AI can also extend that logic. As AI replaces human workers and governments increasingly draw revenue from AI firms, citizens can also become economically optional to the state.
But this doesn’t mean citizens automatically become politically optional. States still need legitimacy and stability to survive. It’ll be interesting to see if people still retain their bargaining power when human labor is no longer central to the economy.
New Drug Mechanisms
https://www.notboring.co/p/weekly-dose-of-optimism-197
Most of today’s cancer drugs are inhibitors - they disable an overactive protein that is pushing cancer cells to multiply.
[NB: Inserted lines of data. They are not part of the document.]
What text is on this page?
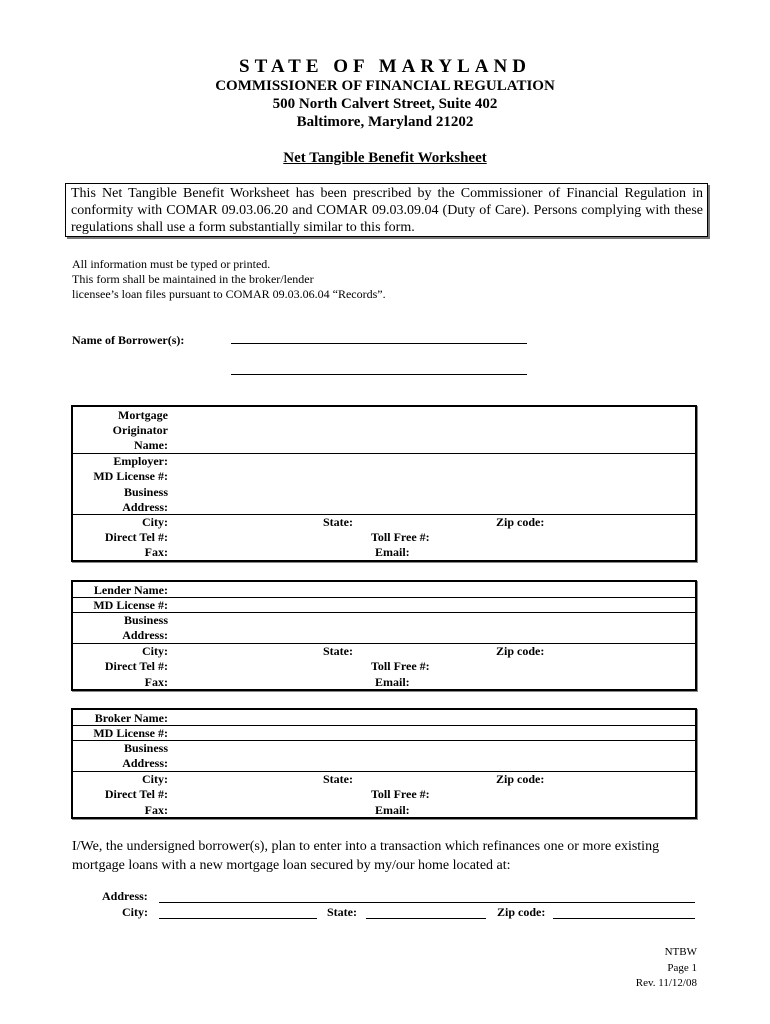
STATE OF MARYLAND
COMMISSIONER OF FINANCIAL REGULATION
500 North Calvert Street, Suite 402
Baltimore, Maryland 21202
Net Tangible Benefit Worksheet
This Net Tangible Benefit Worksheet has been prescribed by the Commissioner of Financial Regulation in conformity with COMAR 09.03.06.20 and COMAR 09.03.09.04 (Duty of Care). Persons complying with these regulations shall use a form substantially similar to this form.
All information must be typed or printed.
This form shall be maintained in the broker/lender
licensee’s loan files pursuant to COMAR 09.03.06.04 “Records”.
Name of Borrower(s):
Mortgage
Originator
Name:
Employer:
MD License #:
Business
Address:
City:	State:	Zip code:
Direct Tel #:	Toll Free #:
Fax:	Email:
Lender Name:
MD License #:
Business
Address:
City:	State:	Zip code:
Direct Tel #:	Toll Free #:
Fax:	Email:
Broker Name:
MD License #:
Business
Address:
City:	State:	Zip code:
Direct Tel #:	Toll Free #:
Fax:	Email:
I/We, the undersigned borrower(s), plan to enter into a transaction which refinances one or more existing mortgage loans with a new mortgage loan secured by my/our home located at:
Address:
City:	State:	Zip code:
NTBW
Page 1
Rev. 11/12/08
Yet, one of the most common cancer drivers is the reverse. TP53 gene, which encodes the tumour-suppressor protein p53, is the most frequently mutated gene in human cancer, altered in roughly half of tumours (meaning TP53 contributes to the development or progression of roughly half of human tumors). Normally, p53 helps damaged cells pause division, repair itself, or self-destruct. When TP53 is mutated, p53 often loses this protective function, allowing damaged cells to keep growing and contributing to cancer.
And that’s the challenge. We can’t restore a lost function by inhibiting something. That’s why we still don’t have an FDA-approved therapy that directly targets mutated p53 - because the issue isn’t that the gene is doing too much of something (which is what today’s drugs can handle), but that it’s not doing anything at all.
Traditionally, CRISPR is used to edit genes, but this new system uses CRISPR-Cas12a2 as a programmable kill switch - it recognises a specific RNA sequence inside a cell and, when it finds a match, triggers DNA damage that kills that cell.
This is similar to CAR-T, where a patient’s immune cells are genetically modified to target and kill specific cancer cells. The difference is that CAR-T’s engineered receptors usually bind proteins displayed on the outside of a cell, while this CRISPR system can recognise a chosen RNA sequence inside it.
Like CAR-T, many cancer treatments can only act on what they can physically detect or bind on a cell’s surface. But many cancer-driving mutations are effectively hidden inside the cell.
So, if this CRISPR system can be safely delivered in humans, the promise is pretty huge - it can eliminate cells based on molecular signatures inaccessible to many existing cancer treatments, while leaving the healthy cells alone.